Les Grands Voisins : la ville éphémère investit les espaces intercalaires
Par les temps qui courent, on entend souvent parler de ville « indigne ». Ce terme vise essentiellement les politiques publiques, jugées par certains passives face à la crise migratoire et très actives lorsqu’il s’agit d’ériger des barrières anti-rom. Pourtant, certains bastions de la ville « digne » explosent et œuvrent à la préfiguration de la ville de demain.
Au cœur du 14e arrondissement de Paris, se niche un endroit insolite. L’hôpital Saint-Vincent-de-Paul, définitivement vidé de son activité en 2014, s’invente une seconde jeunesse.
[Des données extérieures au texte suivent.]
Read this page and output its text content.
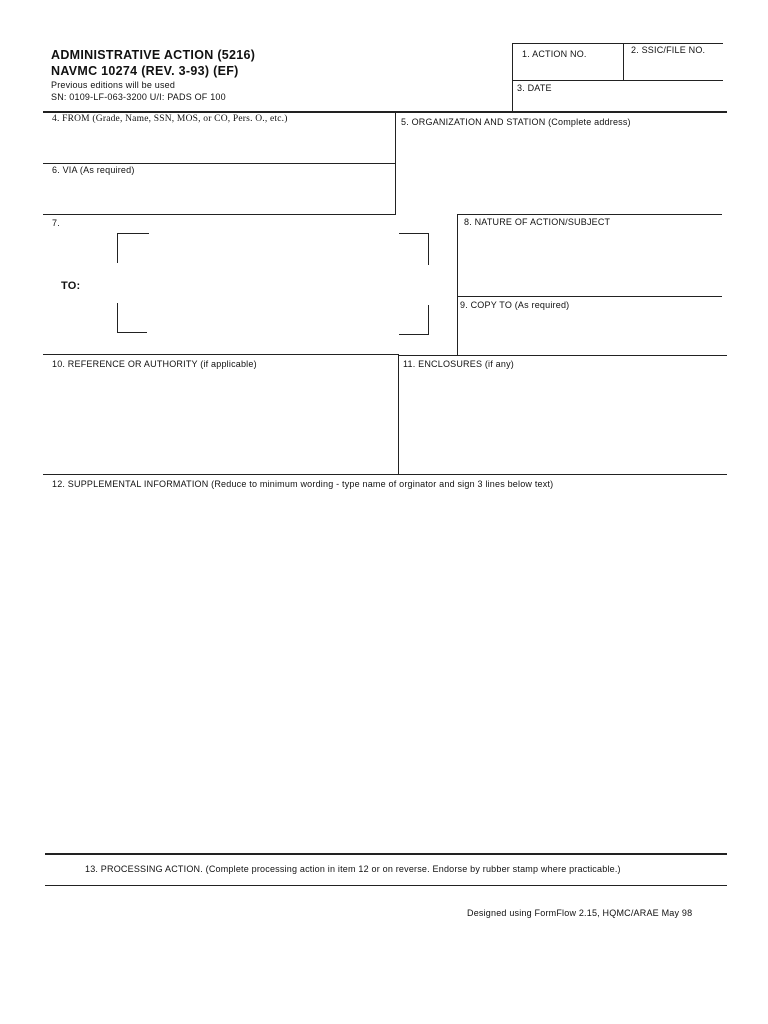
ADMINISTRATIVE ACTION (5216)
NAVMC 10274 (REV. 3-93) (EF)
Previous editions will be used
SN: 0109-LF-063-3200 U/I: PADS OF 100
1. ACTION NO.	2. SSIC/FILE NO.
3. DATE
4. FROM (Grade, Name, SSN, MOS, or CO, Pers. O., etc.)	5. ORGANIZATION AND STATION (Complete address)
6. VIA (As required)
7.
TO:
8. NATURE OF ACTION/SUBJECT
9. COPY TO (As required)
10. REFERENCE OR AUTHORITY (if applicable)	11. ENCLOSURES (if any)
12. SUPPLEMENTAL INFORMATION (Reduce to minimum wording - type name of orginator and sign 3 lines below text)
13. PROCESSING ACTION. (Complete processing action in item 12 or on reverse. Endorse by rubber stamp where practicable.)
Designed using FormFlow 2.15, HQMC/ARAE May 98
Les Grands Voisins, voici le nom du projet d’occupation temporaire de l’établissement, le transformant en véritable quartier éclectique. « Grand comme l’ambition de partager des valeurs d’hospitalité et de générosité. Voisins, comme un lieu d’échanges et de sociabilité de proximité, un espace-temps innovant sur les questions de solidarité, favorisant la rencontre des publics, des usages et des activités », nous expliquent les trois associations à l’origine de ce projet. Rencontre avec Florie Gaillard de l’association Aurore, Aurore Rapin, responsable de projet pour l’associationYes We Camp et Jean-Baptiste Roussat, secrétaire de l’association Plateau Urbain.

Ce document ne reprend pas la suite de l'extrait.